En fait, avec la radicalité de ses autoportraits, Hofer se confronte à sa sexualité. Il ne représente pas, comme Schiele, des corps décharnés ou suppliciés, voire automutilés comme chez les premiers actionnistes comme Rudolf Schwarzkogler ou Günter Brus. Non, il y a chez lui une dimension purement existentielle, juste une manière d’être, une façon de représenter sa masculinité, sans aucune autre intention. Il n’est question chez lui ni de rébellion ni de provocation.

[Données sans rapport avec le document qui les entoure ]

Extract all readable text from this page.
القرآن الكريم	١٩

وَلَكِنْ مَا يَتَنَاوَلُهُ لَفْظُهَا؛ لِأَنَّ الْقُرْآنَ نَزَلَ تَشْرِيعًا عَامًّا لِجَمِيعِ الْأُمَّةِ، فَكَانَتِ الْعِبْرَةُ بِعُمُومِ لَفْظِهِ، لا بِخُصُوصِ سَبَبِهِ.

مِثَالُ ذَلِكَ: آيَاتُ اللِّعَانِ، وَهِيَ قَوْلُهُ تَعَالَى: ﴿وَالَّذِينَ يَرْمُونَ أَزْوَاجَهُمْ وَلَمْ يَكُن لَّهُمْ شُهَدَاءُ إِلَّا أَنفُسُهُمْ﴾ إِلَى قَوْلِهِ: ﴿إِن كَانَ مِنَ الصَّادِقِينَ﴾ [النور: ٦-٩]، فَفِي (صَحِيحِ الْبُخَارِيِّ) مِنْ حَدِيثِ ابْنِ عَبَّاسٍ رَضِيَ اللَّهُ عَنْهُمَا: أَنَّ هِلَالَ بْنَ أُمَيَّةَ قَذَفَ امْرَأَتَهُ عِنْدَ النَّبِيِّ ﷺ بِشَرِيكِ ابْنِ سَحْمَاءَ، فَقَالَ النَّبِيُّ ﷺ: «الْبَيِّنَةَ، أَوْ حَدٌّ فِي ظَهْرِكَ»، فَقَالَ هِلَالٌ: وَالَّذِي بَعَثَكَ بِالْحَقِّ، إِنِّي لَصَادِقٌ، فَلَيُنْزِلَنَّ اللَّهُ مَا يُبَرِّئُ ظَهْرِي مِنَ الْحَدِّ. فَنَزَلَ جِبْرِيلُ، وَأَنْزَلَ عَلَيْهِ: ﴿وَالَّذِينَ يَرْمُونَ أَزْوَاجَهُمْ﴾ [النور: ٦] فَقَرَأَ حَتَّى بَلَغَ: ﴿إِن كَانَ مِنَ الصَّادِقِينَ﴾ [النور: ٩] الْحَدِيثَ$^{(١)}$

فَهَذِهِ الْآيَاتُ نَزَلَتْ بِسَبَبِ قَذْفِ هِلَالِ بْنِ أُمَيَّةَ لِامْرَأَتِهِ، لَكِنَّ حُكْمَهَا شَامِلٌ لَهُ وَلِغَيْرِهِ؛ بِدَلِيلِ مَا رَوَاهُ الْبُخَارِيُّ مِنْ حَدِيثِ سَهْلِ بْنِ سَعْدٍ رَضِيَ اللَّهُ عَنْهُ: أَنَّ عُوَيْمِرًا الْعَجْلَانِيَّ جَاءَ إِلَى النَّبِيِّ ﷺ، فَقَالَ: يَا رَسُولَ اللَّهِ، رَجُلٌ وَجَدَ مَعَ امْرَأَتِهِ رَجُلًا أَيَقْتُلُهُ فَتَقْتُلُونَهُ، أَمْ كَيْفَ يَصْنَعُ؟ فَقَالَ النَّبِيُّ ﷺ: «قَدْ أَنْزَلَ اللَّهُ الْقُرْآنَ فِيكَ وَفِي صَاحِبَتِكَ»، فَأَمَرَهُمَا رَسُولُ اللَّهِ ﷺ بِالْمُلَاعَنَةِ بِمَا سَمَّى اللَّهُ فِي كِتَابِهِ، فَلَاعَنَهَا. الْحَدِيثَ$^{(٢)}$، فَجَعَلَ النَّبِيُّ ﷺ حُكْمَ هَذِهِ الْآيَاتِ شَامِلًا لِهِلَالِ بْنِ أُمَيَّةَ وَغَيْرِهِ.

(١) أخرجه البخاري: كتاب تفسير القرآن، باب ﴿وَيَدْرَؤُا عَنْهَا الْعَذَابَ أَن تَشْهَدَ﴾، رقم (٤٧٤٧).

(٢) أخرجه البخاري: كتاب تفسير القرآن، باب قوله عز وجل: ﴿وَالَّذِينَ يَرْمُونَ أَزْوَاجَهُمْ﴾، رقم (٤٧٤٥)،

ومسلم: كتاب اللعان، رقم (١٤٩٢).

Avec joie, fierté même, Hofer donne à voir le plaisir qu’il éprouve avec lui-même.

Michel Thévoz, ancien directeur de la Collection de l’Art But, à Lausanne, parlait, à propos d’Hofer « d’état de grâce ». Soulignant ainsi l’absence d’intention de sa part.

Josef Hofer travaille par séries, répétant inlassablement et avec d’infinies variations ses sujets. Tandis que le cadre en définit invariablement la forme, le sujet incarcéré est décliné en de légères variations de perspective jusqu’à l’épuisement des possibilités. Il vise ce qui paraît être pour lui une forme absolue et ce n’est

qu’une fois cette forme atteinte qu’il peut se consacrer avec la même opiniâtreté au sujet suivant.

Les dessins de Josef Hofer recèlent une composition grandiose déterminée, dès le début, par quelques lignes tracées sur le papier. Il ne sait rien du nombre d’or, pas plus que des lois de la perspective. Et pourtant il parvient avec une aisance frappante à inscrire ses sujets dans des espaces architecturaux, formant ainsi des images avec un grand effet de profondeur.

Josef Hofer ne se considérerait probablement pas comme un artiste, tant ce concept ou celui d’art lui sont étrangers. Le dessin forme plutôt, pour lui, une part de sa réalité quotidienne, ni plus ni moins qu’un travail qu’il exécute avec une grande application. Et il n’est sans doute pas conscient de la place qu’il occupe dans le monde de l’art, ni de l’importance des œuvres qu’il réalise. Quant à nous, seulement pouvons-nous conjecturer sur son degré de conscience de tout ceci, mais sans certitude aucune.